@informateur.ci- Au Cameroun, la tension politique reste vive après la proclamation des résultats de la présidentielle qui a reconduit Paul Biya à la tête du pays. Malgré un retour apparent au calme après plusieurs jours de troubles, les appels à manifester contre cette réélection jugée frauduleuse se multiplient, tant à l’intérieur du pays qu’au sein de la diaspora camerounaise.

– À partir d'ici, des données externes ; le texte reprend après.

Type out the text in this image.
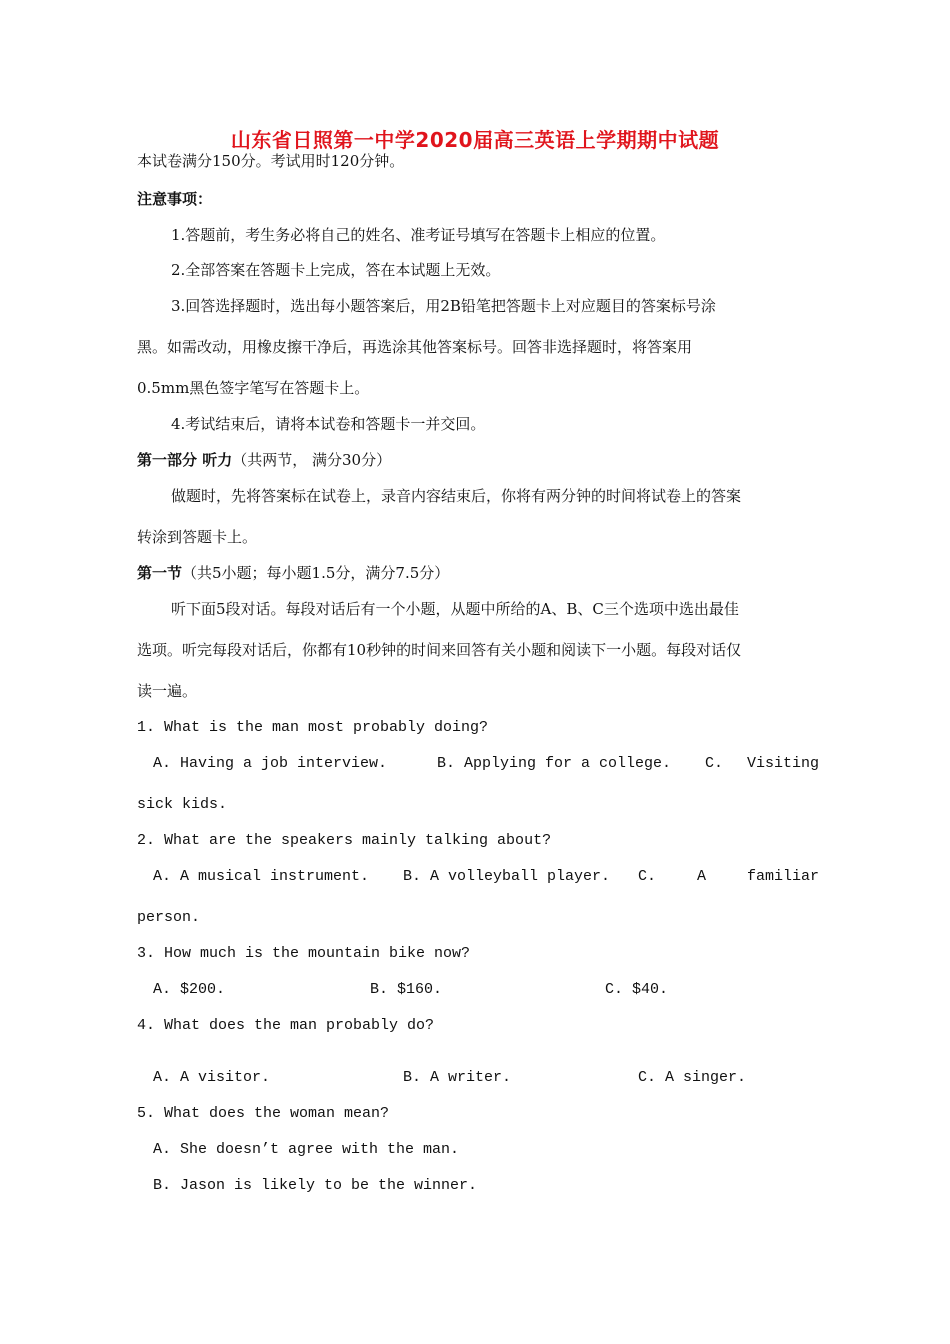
山东省日照第一中学2020届高三英语上学期期中试题
本试卷满分150分。考试用时120分钟。
注意事项：
1.答题前，考生务必将自己的姓名、准考证号填写在答题卡上相应的位置。
2.全部答案在答题卡上完成，答在本试题上无效。
3.回答选择题时，选出每小题答案后，用2B铅笔把答题卡上对应题目的答案标号涂
黑。如需改动，用橡皮擦干净后，再选涂其他答案标号。回答非选择题时，将答案用
0.5mm黑色签字笔写在答题卡上。
4.考试结束后，请将本试卷和答题卡一并交回。
第一部分 听力（共两节， 满分30分）
做题时，先将答案标在试卷上，录音内容结束后，你将有两分钟的时间将试卷上的答案
转涂到答题卡上。
第一节（共5小题；每小题1.5分，满分7.5分）
听下面5段对话。每段对话后有一个小题，从题中所给的A、B、C三个选项中选出最佳
选项。听完每段对话后，你都有10秒钟的时间来回答有关小题和阅读下一小题。每段对话仅
读一遍。
1. What is the man most probably doing?
A. Having a job interview.	B. Applying for a college. C. Visiting
sick kids.
2. What are the speakers mainly talking about?
A. A musical instrument. B. A volleyball player. C.	A	familiar
person.
3. How much is the mountain bike now?
A. $200.	B. $160.	C. $40.
4. What does the man probably do?
A. A visitor.	B. A writer.	C. A singer.
5. What does the woman mean?
A. She doesn’t agree with the man.
B. Jason is likely to be the winner.
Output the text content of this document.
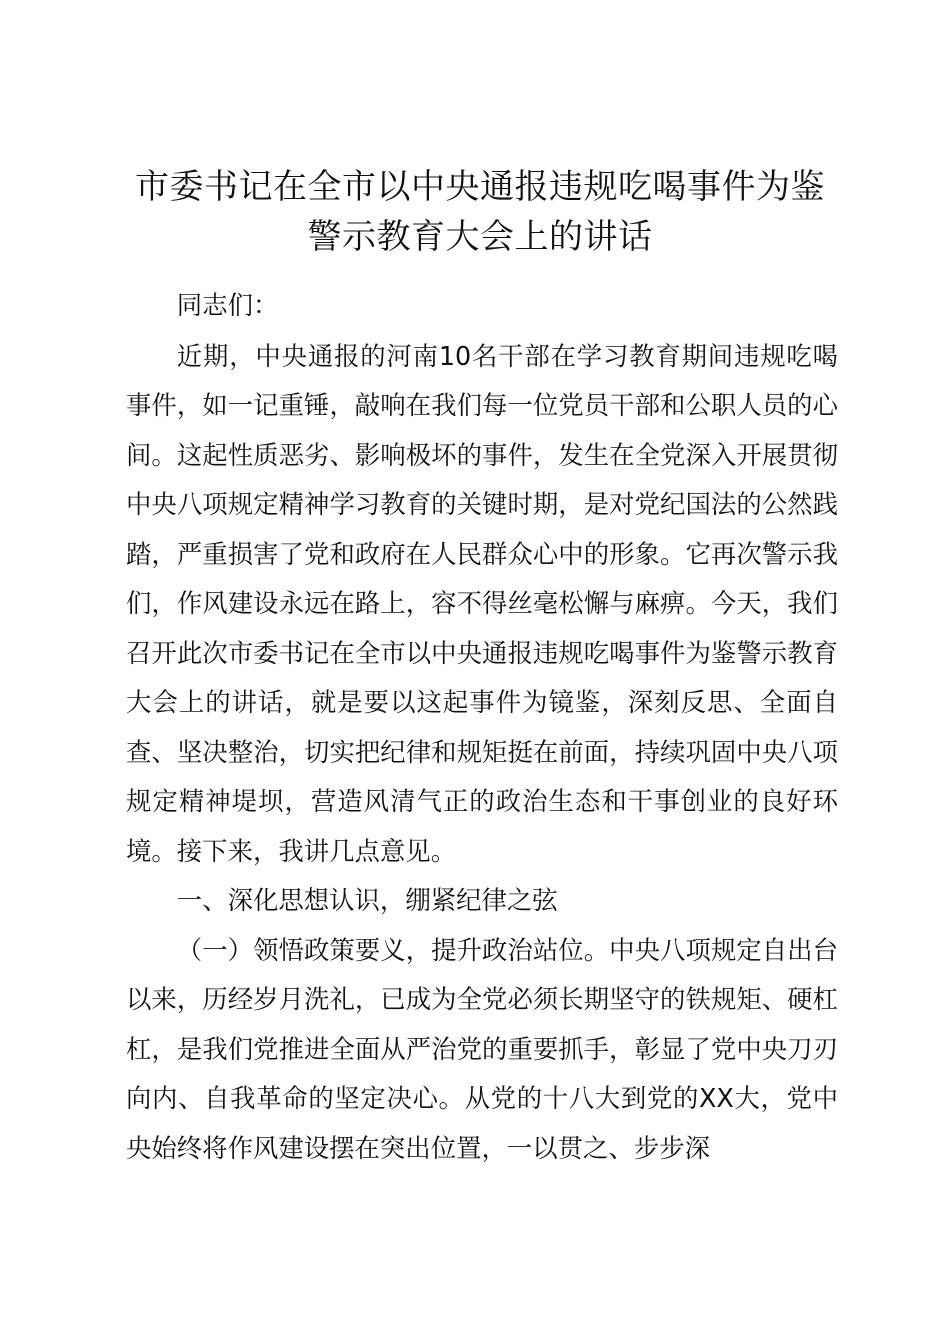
市委书记在全市以中央通报违规吃喝事件为鉴
警示教育大会上的讲话

同志们：

近期，中央通报的河南10名干部在学习教育期间违规吃喝事件，如一记重锤，敲响在我们每一位党员干部和公职人员的心间。这起性质恶劣、影响极坏的事件，发生在全党深入开展贯彻中央八项规定精神学习教育的关键时期，是对党纪国法的公然践踏，严重损害了党和政府在人民群众心中的形象。它再次警示我们，作风建设永远在路上，容不得丝毫松懈与麻痹。今天，我们召开此次市委书记在全市以中央通报违规吃喝事件为鉴警示教育大会上的讲话，就是要以这起事件为镜鉴，深刻反思、全面自查、坚决整治，切实把纪律和规矩挺在前面，持续巩固中央八项规定精神堤坝，营造风清气正的政治生态和干事创业的良好环境。接下来，我讲几点意见。

一、深化思想认识，绷紧纪律之弦

（一）领悟政策要义，提升政治站位。中央八项规定自出台以来，历经岁月洗礼，已成为全党必须长期坚守的铁规矩、硬杠杠，是我们党推进全面从严治党的重要抓手，彰显了党中央刀刃向内、自我革命的坚定决心。从党的十八大到党的XX大，党中央始终将作风建设摆在突出位置，一以贯之、步步深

Depuis Yaoundé jusqu’à Douala, plusieurs mouvements citoyens et organisations de la société civile appellent à descendre dans la rue pour dénoncer ce qu’ils qualifient de «confiscation du pouvoir». Sur les réseaux sociaux, des campagnes de mobilisation s’organisent, relayées par des militants politiques et des figures de la diaspora, installées en Europe et aux États-Unis. Face à cette montée de contestation, le gouvernement a réagi avec fermeté. Le ministre de l’Administration territoriale, Paul Atanga Nji, a qualifié les partisans de l’opposant Issa Tchiroma Bakary de « terroristes », des propos qui ont immédiatement suscité de vives réactions.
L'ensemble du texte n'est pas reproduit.